Centropyge ferrugata, the rusty angelfish, is a species of marine ray-finned fish, a marine angelfish belonging to the family Pomacanthidae. The rusty angelfish comes from the Western Pacific Ocean and sometimes makes its way into the aquarium trade.

==Description==
Centropyge ferrugata has a brownish-orange body marked with black spots on the upper flanks. The caudal, dorsal and anal fins have a bright blue margin. The dorsal fin contains 14 spines and 17 soft rays while the anal fin has 3 spines and 17-18 soft rays. This species attains a maximum total length of 10 cm.

==Distribution==
Centropyge ferrugata is found in the western Pacific Ocean. Its range extends from Tanabe Bay southern Japan to southern Taiwan and the Philippines.

==Habitat and biology==
Centropyge ferrugata is found at depths between 6 and 30 m. They live on seaward rocky reefs and in areas of rubble, particularly with dense algal growth.
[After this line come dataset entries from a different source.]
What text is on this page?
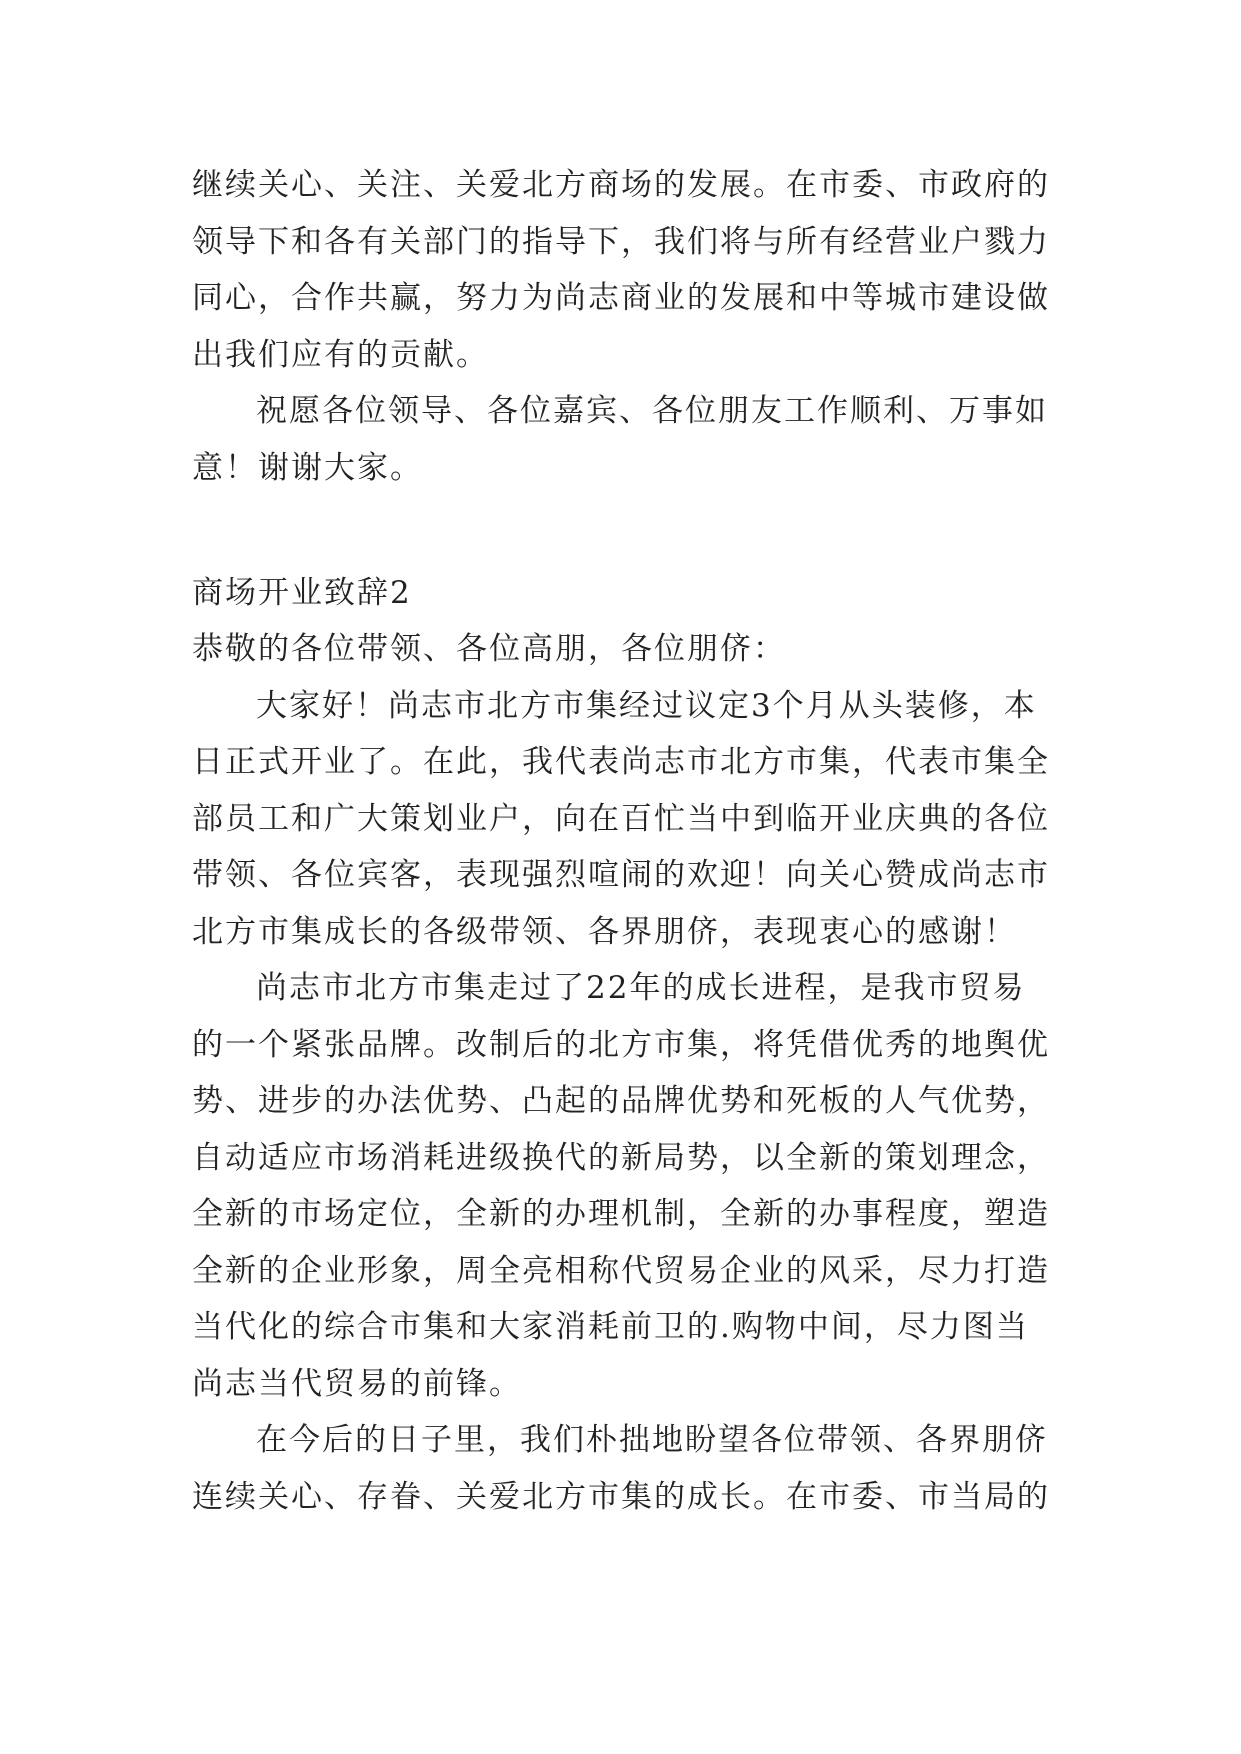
继续关心、关注、关爱北方商场的发展。在市委、市政府的
领导下和各有关部门的指导下，我们将与所有经营业户戮力
同心，合作共赢，努力为尚志商业的发展和中等城市建设做
出我们应有的贡献。
祝愿各位领导、各位嘉宾、各位朋友工作顺利、万事如
意！谢谢大家。
商场开业致辞2
恭敬的各位带领、各位高朋，各位朋侪：
大家好！尚志市北方市集经过议定3个月从头装修，本
日正式开业了。在此，我代表尚志市北方市集，代表市集全
部员工和广大策划业户，向在百忙当中到临开业庆典的各位
带领、各位宾客，表现强烈喧闹的欢迎！向关心赞成尚志市
北方市集成长的各级带领、各界朋侪，表现衷心的感谢！
尚志市北方市集走过了22年的成长进程，是我市贸易
的一个紧张品牌。改制后的北方市集，将凭借优秀的地舆优
势、进步的办法优势、凸起的品牌优势和死板的人气优势，
自动适应市场消耗进级换代的新局势，以全新的策划理念，
全新的市场定位，全新的办理机制，全新的办事程度，塑造
全新的企业形象，周全亮相称代贸易企业的风采，尽力打造
当代化的综合市集和大家消耗前卫的.购物中间，尽力图当
尚志当代贸易的前锋。
在今后的日子里，我们朴拙地盼望各位带领、各界朋侪
连续关心、存眷、关爱北方市集的成长。在市委、市当局的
The fish can be found living alone as a solitary species or living in small groups. It is frequently observed grazing on mats of filamentous algae. It also eats detritus, coral polyps, sponges and small gastropods. This species is a protogynous hermaphrodite, the dominant female in a group will change sex if there is no male.

==Systematics==
Centropyge ferrugata was first formally described in 1972 by John Ernest Randall (1924-2020) and Warren E. Burgess with the type locality given as a reef one half mile off the harbour of Ishigaki City, Ishigaki, Ryukyu Islands. Within the genus Centropyge this species is considered, by some authorities, to be in the subgenus Centropyge.

==Utilisation==
Centropyge ferrugata is found in the aquarium trade and it has been bred and successfully reared in captivity.